The Sanitary Pad Revolutionary
How a man of little education and little means invented a simple machine that changed the lives of women in rural India.
Showing 25 articles matching fk33.cc_Magnesium Sulfate heptahydrate large granules Factory in China.
How a man of little education and little means invented a simple machine that changed the lives of women in rural India.
Vibeke Venema BBC Mar 2014 10min Permalink
Searching for the mysterious tree kangaroo in one of the most remote places on Earth.
Matthew Power The Atavist Magazine Nov 2011 55min Permalink
On the discovery of a billion dollars worth of artwork looted by Nazis in the cramped apartment of a Munich recluse.
Alex Shoumatoff Vanity Fair Apr 2014 25min Permalink
On children accused of sorcery in Congo.
Deni Béchard Foreign Policy Mar 2014 10min Permalink
A two-part account of the recent elections in Uganada and the unlikely candidacy of Rabbi Gershom Sizomu Wambedde, the leader of a small community of Ugandan Jews.
Matthew Fishbane Tablet Mar 2011 30min Permalink
The strange life of Boston Corbett, the soldier who killed John Wilkes Booth in 1865.
Ernest B. Ferguson The American Scholar Apr 2009 15min Permalink
What it means to be an entrepreneur in Argentina, where economic crashes are a way of life.
Max Chafkin Inc. May 2011 20min Permalink
The coldest of cases: During 1884-85, seven women and one man were brutally murdered in Austin, Texas.
Skip Hollandsworth Texas Monthly Jul 2000 20min Permalink
On the culture of plastic surgery in Los Angeles, and how the reporter’s life changed when she got a pair of fake boobs.
Amy Wallace Los Angeles Jan 2002 20min Permalink
When the greatest players in the world go head-to-head, things can get downright angsty.
Gerald Marzorati New York Times Magazine Aug 2011 20min Permalink
A tony bedroom community in Los Angeles, a kidnapping gone horribly wrong, and the birth of a teenage fugitive.
Jesse Katz Los Angeles Feb 2002 35min Permalink
An interview with the author.
"We live in a frightened time and people self-censor all the time and are afraid of going into some subjects because they are worried about violent reactions. That is one of the great damaging aspects of what has happened in the last 20 years. Someone asked me if I was afraid to write my memoirs. I told him: 'We have to stop drawing up accounts of fear! We live in a society in which people are allowed to tell their story, and that is what I do.' I am a writer. I write books."
Gidi Weitz Haaretz Oct 2011 30min Permalink
A log of the 32 shitless hours that the author spent in the Tombs prison after being arrested during an Occupy Wall Street protest.

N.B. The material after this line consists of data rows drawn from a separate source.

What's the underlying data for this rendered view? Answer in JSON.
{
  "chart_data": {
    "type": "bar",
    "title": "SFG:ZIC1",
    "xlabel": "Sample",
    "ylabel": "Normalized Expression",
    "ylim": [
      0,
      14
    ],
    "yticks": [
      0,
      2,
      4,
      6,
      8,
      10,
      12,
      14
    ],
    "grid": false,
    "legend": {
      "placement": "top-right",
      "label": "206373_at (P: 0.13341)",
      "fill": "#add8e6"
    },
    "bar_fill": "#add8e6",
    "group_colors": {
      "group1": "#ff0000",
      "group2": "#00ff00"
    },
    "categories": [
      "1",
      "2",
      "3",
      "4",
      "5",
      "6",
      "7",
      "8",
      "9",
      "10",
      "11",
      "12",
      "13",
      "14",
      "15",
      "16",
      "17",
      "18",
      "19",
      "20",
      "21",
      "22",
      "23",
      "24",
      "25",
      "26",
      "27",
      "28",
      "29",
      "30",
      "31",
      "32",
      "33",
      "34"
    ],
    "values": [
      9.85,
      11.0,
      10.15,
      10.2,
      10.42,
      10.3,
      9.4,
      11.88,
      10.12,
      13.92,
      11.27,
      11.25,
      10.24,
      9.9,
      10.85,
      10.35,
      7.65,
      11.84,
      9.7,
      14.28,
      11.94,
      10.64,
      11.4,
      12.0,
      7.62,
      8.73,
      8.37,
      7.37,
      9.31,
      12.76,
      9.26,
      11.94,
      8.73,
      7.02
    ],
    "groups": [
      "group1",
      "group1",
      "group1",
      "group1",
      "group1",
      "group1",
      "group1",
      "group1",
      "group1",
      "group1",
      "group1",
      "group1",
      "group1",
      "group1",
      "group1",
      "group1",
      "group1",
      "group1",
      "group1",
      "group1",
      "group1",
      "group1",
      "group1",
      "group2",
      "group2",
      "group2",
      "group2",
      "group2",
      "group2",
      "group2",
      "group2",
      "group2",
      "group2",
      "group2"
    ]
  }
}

Keith Gessen New Yorker Nov 2011 25min Permalink
A portrait of three high school kids in Arizona forced to live on their own after SB 1070.
John Faherty The Arizona Republic Dec 2011 35min Permalink
The author tracks down a former Peace Corps volunteer who murdered a fellow worker in 1976.
Philip Weiss New York May 2005 15min Permalink
How prison changed the mother and militant who was sentenced to 75 years for her role in a deadly 1981 Brinks truck heist.
Tom Robbins New York Times Magazine Jan 2012 25min Permalink
The son of Jim Nicholson, a former CIA agent convicted of espionage, follows in his father’s footsteps.
bryan denson The Oregonian May 2011 45min Permalink
Protests against the Putin regime are already drawing over 100,000 in sub-zero weather; what will they become when spring arrives?
Julia Ioffe Foreign Policy Feb 2012 10min Permalink
Ed Rosenthal recounts the six days he got lost in Joshua Tree National Park.
Ed Rosenthal, Matthew Segal Los Angeles Mar 2012 15min Permalink
A six-day hoax in which the newspaper fooled its readers into believing that life had been found on the moon.
Sir John Herschel The New York Sun Aug 1835 2h35min Permalink
On the perils and poisons of mining for gold in southeastern Peru.
A profile of the singer as he returns to the stage for the first time in a dozen years.
Amy Wallace GQ May 2012 30min Permalink
On life in Los Angeles, and the specter of a second riot.
Thomas Pynchon New York Times Jun 1966 20min Permalink
On the legal history of LSD in America and a researcher who never gave up on the drug’s promise.